“How do you teach racial literacy to the reader through visual literacy?” asked the late cultural historian, writer and curator Maurice Berger in a Interview from 2018. As a research professor and chief curator at the Center for Art, Design, and Visual Culture (CADVC) at the University of Maryland, Baltimore County (UMBC), he asked this question in reference to the mission of his monthly “Race Stories” column for the New York Times‘s photojournalism blog Lens, which ran from 2012 to 2019.
Berger, who died in 2020 at the age of 63, was a lifelong advocate for social justice and a groundbreaking art historian whose influence still resonates today. This Thursday, December 5, UMBC will commemorate Berger’s life with the official launch from the Maurice Berger CADVC Program Fund, which will continue its work of researching and exploring the history of race and visual culture by supporting relevant publicly accessible projects.
Throughout his work, Berger sought to expose the reality of race through the powerful language of photography and visual culture, dissecting images as they emerged from 2017 ‘Unite the Right’ Rally in Charlottesville or Gordon Parks’ documentary photographs of Jim Crow segregation and the civil rights era. This week’s event at UMBC’s Fine Arts Recital Hall will also celebrate the upcoming book Race Stories: Essays on the Power of Imagesco-published by Aperture and the New York Timeswhich revisits some 70 of Berger’s incisive essays for the Lens blog, along with the photographs that inspired them.
Curated by curator and writer Marvin Heiferman, Berger’s wife, the book is divided into five thematic chapters that revolve around reexamining the past, representational strategies, understanding the present, enacting change, and visualizing common connections.
“The idea of self-representation is extremely important to him, and to help white people understand their own prejudices, to work against the idea that racism is a Southern phenomenon,” Heiferman said. Hyperallergic.
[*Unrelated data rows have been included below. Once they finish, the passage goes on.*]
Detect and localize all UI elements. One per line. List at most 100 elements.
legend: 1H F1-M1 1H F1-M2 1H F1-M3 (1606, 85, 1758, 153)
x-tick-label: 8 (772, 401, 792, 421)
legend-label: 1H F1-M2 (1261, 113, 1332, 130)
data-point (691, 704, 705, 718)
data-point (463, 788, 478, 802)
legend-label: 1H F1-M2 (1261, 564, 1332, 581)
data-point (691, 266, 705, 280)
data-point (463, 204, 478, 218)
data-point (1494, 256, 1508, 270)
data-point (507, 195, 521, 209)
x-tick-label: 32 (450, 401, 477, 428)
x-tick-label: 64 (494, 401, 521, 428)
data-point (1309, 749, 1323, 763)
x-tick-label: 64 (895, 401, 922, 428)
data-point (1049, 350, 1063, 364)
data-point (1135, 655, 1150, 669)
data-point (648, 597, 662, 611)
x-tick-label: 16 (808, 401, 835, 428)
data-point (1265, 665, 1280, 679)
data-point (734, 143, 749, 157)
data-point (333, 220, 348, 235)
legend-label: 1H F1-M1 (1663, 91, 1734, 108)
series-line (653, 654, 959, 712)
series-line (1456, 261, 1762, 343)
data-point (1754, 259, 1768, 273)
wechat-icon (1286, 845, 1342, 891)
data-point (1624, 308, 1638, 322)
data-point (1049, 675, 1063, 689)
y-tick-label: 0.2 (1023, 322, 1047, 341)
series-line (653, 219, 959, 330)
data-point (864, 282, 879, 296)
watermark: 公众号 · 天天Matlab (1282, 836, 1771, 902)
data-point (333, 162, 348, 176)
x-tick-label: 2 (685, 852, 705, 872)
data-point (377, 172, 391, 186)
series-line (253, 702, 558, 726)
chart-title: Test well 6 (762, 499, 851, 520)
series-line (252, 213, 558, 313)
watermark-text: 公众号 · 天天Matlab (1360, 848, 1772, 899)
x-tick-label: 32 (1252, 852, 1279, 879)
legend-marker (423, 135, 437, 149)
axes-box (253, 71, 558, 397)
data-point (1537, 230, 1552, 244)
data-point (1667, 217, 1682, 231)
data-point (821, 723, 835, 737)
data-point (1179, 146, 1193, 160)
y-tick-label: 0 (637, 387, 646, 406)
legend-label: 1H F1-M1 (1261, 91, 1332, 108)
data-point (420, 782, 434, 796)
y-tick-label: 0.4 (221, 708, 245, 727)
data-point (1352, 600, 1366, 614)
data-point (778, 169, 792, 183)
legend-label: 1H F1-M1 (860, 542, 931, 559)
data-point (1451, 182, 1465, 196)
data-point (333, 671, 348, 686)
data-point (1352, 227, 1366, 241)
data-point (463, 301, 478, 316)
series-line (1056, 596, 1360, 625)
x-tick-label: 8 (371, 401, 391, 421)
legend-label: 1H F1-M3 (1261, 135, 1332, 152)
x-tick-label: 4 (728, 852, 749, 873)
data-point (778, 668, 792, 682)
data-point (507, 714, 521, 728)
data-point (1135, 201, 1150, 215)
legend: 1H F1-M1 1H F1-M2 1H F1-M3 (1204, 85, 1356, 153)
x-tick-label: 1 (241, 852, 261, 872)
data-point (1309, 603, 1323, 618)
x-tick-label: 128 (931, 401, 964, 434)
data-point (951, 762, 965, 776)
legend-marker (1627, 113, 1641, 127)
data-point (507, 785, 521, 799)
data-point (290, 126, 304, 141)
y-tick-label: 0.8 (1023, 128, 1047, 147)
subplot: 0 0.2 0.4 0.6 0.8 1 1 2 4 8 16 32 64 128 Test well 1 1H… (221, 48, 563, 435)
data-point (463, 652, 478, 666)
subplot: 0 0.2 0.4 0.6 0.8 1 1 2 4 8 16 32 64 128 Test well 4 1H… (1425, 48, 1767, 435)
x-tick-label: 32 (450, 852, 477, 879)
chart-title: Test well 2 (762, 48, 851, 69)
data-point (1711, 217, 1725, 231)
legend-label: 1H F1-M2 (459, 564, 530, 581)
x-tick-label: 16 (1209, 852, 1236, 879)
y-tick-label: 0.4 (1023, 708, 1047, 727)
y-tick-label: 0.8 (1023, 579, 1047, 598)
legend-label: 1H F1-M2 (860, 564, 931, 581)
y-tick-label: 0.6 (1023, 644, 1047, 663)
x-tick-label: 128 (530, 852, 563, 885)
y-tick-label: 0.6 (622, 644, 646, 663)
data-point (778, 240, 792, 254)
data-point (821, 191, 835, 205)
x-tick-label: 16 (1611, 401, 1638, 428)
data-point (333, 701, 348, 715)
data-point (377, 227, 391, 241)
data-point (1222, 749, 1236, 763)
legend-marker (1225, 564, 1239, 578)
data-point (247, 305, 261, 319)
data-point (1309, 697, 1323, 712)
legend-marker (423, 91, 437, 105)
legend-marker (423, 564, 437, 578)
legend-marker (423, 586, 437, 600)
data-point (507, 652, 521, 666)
Racing stories includes Berger’s essays that engage with all types of imagery, from 19th-century daguerrotypes to images circulating on social media. The cover features one of Maurice’s favorite photographs, taken by Gordon Parks, showing Joann Thornton Wilson and her niece Shirley Anne Kirksey outside an Alabama movie theater in 1965.
The first project supported by the Maurice Berger CADVC Program Fund, the publication of the printed booklet Cockeysville to Baltimore of UMBC’s current artist-in-residence Levester Williams, will also be recognized during Thursday’s ceremony. To accompany the current exhibition Levester Williams: All matters asideto view at CADVC through December 14, it examines the racial history of the marble sourced from a quarry about 20 miles north of Baltimore, which can be found throughout the city and at other locations in the Northeast region.
CADVC Executive Director and Chief Curator Rebecca Uchill, who stepped into the dual role in 2022, explained that the fund was created in collaboration with Heiferman and Berger’s friends and colleagues. Uchill said Hyperallergic that a book by multimedia artist Tomashi Jackson, who has been participating in a research residency at CADVC since 2022, will be the next publication sponsored by the Maurice Berger CADVC Program Fund. It will be edited by her free-time collaborator Nia K. Evans.
More details about the launch event on December 5, which will include the debut of a Williams’s semi-permanent public art projection series affiliated with the all matters aside exhibition and addresses of Heiferman, Uchill and art historians, curators and researchers can be found here.